The government says the people who could not clear the Public Service Commission and the Service Selection Board (SSB) examinations wants the government to give them permanent jobs which is not possible.
The protestors have been camping in the exhibition ground near the Press Club in the heart of the winter capital for the last 237 days.
Hussain, 40, claims to have cleared MSc, BEd, MEd and MPhil.
The organisation was formed by hundreds of lecturers appointed in 1998 on academic arrangement basis to serve in the government-run higher secondary schools in the state.
Arun Bakshi, president of the forum, says former chief minister Mufti Mohammad Sayeed's policy in 2003 which he said enhanced the monthly salary of the contractual employees from 3,500 to 7,000 and "assured regularisation of the services within next three years".
However, according to Jammu and Kashmir Education Minister Syed Mohammad Altaf Bukhari "85 percent of youth", earlier engaged on academic arrangement, have already got regular jobs through the PSC and the SSB.
"Contractual is not a permanent job and their engagement was based on academic arrangement under which we hire teachers, professors and lecturers for a few months during an academic session. The posts of lecturers are gazetted in nature and can be filled only through the PSC," Bukhari told PTI.

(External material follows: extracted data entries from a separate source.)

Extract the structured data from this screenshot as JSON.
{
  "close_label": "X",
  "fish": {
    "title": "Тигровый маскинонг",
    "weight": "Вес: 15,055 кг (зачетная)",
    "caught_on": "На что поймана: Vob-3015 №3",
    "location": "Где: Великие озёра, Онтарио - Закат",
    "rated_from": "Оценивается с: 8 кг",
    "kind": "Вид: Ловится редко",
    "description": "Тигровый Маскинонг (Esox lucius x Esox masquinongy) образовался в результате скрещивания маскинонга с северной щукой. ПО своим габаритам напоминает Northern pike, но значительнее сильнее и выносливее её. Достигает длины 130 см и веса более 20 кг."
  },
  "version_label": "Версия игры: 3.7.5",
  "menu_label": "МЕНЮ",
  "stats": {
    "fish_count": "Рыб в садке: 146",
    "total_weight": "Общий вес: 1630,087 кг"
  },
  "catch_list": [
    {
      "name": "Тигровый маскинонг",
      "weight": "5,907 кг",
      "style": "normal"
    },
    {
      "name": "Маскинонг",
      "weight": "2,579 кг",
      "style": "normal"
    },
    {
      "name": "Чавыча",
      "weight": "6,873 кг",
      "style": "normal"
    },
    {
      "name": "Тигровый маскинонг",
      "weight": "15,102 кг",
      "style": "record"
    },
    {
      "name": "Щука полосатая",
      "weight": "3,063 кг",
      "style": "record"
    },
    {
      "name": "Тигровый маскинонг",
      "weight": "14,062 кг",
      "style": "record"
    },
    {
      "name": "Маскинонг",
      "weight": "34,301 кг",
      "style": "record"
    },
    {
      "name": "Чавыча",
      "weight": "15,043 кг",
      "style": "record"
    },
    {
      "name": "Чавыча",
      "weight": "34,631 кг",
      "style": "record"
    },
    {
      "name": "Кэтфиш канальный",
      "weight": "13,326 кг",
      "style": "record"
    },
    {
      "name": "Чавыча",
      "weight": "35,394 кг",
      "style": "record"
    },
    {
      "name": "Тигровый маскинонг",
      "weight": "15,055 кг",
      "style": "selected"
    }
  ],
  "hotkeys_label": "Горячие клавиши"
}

The education minister assured the protestors "additional points when hired on academic arrangement".
He refuted all the claims of contractual lecturers of serving education department for the past two decades.
"Let anybody show me an order that they were continuously working in the department. We engage people for highest of nine months in some cases. None of them is engaged for a year," he said.
Bukhari also said that soon the SSB would be advertising for 2,500 posts and advised the contractual lecturers to "apply, prepare and qualify".
He said that the government has filled 1,600 posts in higher education department and 1,300 in school education department since March through the PSC and the SSB.